Spleen: red blood cell store
In the splenic tissue, the capillaries are permeable to blood, including red blood cells, and blood oozes from the walls of the capillaries into the joint horizontal links, forming the red splenic tissue.
The figure shows that the spleen is divided into two parts for blood storage: the venous sinuses and the tissue part. The sinuses can swell like other parts of the venous system to store all the blood.
In the splenic tissue, the capillaries are permeable to blood, including red blood cells, and blood oozes from the walls of the capillaries into the joint horizontal links, forming the red splenic tissue. Red blood cells are in these links, while plasma fluid flows in the venous sinuses and into the general circulatory system. Consequently, the splenic tissue acts as a special storehouse that can store many red blood cells, concentrated red blood cells, and can be secreted into the general circulation when stimulated by the sympathetic nervous system. The spleen and its venous system constrict. Up to 50 ml of immature red blood cells can be released into the circulation increasing the haematocrit by 1-2%.
In other parts of the spleen tissue is likened to the island of white blood cells, where white blood cells are concentrated and is called "white tissue". Here, the lymphocytes act in tandem with the lymph nodes. They are part of the body's immune system.

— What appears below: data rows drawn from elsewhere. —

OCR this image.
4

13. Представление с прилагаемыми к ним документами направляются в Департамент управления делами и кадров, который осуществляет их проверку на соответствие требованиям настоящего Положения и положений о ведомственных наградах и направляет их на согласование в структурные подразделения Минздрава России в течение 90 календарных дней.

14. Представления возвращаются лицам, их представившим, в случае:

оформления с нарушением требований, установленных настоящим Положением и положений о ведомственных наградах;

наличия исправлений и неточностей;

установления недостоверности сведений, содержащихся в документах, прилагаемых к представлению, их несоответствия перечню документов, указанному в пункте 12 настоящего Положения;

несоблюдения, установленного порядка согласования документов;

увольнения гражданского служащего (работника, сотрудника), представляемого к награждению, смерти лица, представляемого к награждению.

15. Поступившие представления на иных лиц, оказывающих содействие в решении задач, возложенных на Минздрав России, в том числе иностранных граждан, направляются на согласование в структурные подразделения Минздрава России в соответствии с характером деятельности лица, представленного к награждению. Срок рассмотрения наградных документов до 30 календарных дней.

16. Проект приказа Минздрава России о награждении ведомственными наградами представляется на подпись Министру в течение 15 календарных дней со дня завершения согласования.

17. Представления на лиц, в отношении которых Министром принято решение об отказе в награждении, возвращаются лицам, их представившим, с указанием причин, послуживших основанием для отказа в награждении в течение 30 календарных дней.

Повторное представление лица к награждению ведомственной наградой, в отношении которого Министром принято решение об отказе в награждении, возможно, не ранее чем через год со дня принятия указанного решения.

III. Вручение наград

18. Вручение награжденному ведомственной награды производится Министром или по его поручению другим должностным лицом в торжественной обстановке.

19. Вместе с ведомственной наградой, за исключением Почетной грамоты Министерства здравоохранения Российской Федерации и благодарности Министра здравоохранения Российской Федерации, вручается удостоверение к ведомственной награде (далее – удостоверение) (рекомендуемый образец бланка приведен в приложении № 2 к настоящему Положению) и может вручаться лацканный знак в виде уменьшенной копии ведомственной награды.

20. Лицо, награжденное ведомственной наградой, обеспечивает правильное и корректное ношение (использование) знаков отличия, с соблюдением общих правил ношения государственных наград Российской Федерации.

Figure: Functional structure of the spleen
The function of cleaning blood, eliminating old cells of the spleen
Blood cells that pass through the spleen tissue before entering the venous system must undergo compression. Therefore, fragile red blood cells will not tolerate trauma. For that reason, a lot of red blood cells destroyed in the body are destroyed in the spleen. After the cells burst, haemoglobin is released, and the dead cells are eaten by the macrophages in the spleen, and the process of digesting the food absorbs nutrients to create new cells.

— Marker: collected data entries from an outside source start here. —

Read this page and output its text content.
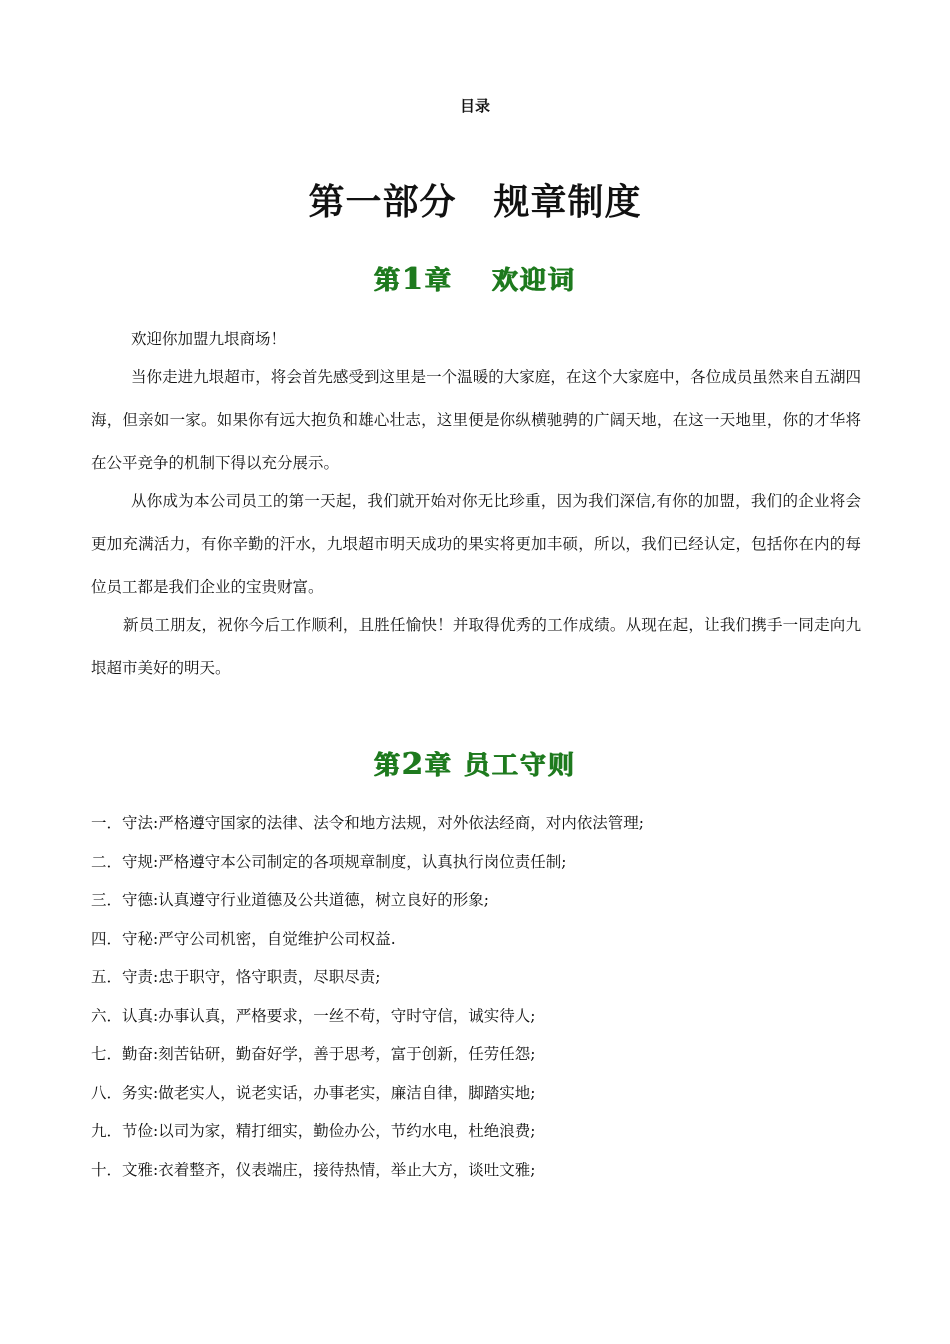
目录
第一部分　规章制度
第1章　 欢迎词
欢迎你加盟九垠商场！
当你走进九垠超市，将会首先感受到这里是一个温暖的大家庭，在这个大家庭中，各位成员虽然来自五湖四海，但亲如一家。如果你有远大抱负和雄心壮志，这里便是你纵横驰骋的广阔天地，在这一天地里，你的才华将在公平竞争的机制下得以充分展示。
从你成为本公司员工的第一天起，我们就开始对你无比珍重，因为我们深信,有你的加盟，我们的企业将会更加充满活力，有你辛勤的汗水，九垠超市明天成功的果实将更加丰硕，所以，我们已经认定，包括你在内的每位员工都是我们企业的宝贵财富。
新员工朋友，祝你今后工作顺利，且胜任愉快！并取得优秀的工作成绩。从现在起，让我们携手一同走向九垠超市美好的明天。
第2章 员工守则
一．守法:严格遵守国家的法律、法令和地方法规，对外依法经商，对内依法管理;
二．守规:严格遵守本公司制定的各项规章制度，认真执行岗位责任制;
三．守德:认真遵守行业道德及公共道德，树立良好的形象;
四．守秘:严守公司机密，自觉维护公司权益.
五．守责:忠于职守，恪守职责，尽职尽责;
六．认真:办事认真，严格要求，一丝不苟，守时守信，诚实待人;
七．勤奋:刻苦钻研，勤奋好学，善于思考，富于创新，任劳任怨;
八．务实:做老实人，说老实话，办事老实，廉洁自律，脚踏实地;
九．节俭:以司为家，精打细实，勤俭办公，节约水电，杜绝浪费;
十．文雅:衣着整齐，仪表端庄，接待热情，举止大方，谈吐文雅;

Reticular cells of the spleen
The spleen tissue is composed of numerous macrophages, and the venous sinus system is associated with similar cells. These cells have a blood-cleansing function, working in concert with a similar phagocytic system in the hepatic sinusoids. When the blood is infiltrated by pathological factors, the splenic phagocytocytes will quickly remove debris, bacteria, parasites, etc. Likewise, in chronic diseases, the spleen will enlarge. like lymph nodes enlarge and work with quick cleaning function.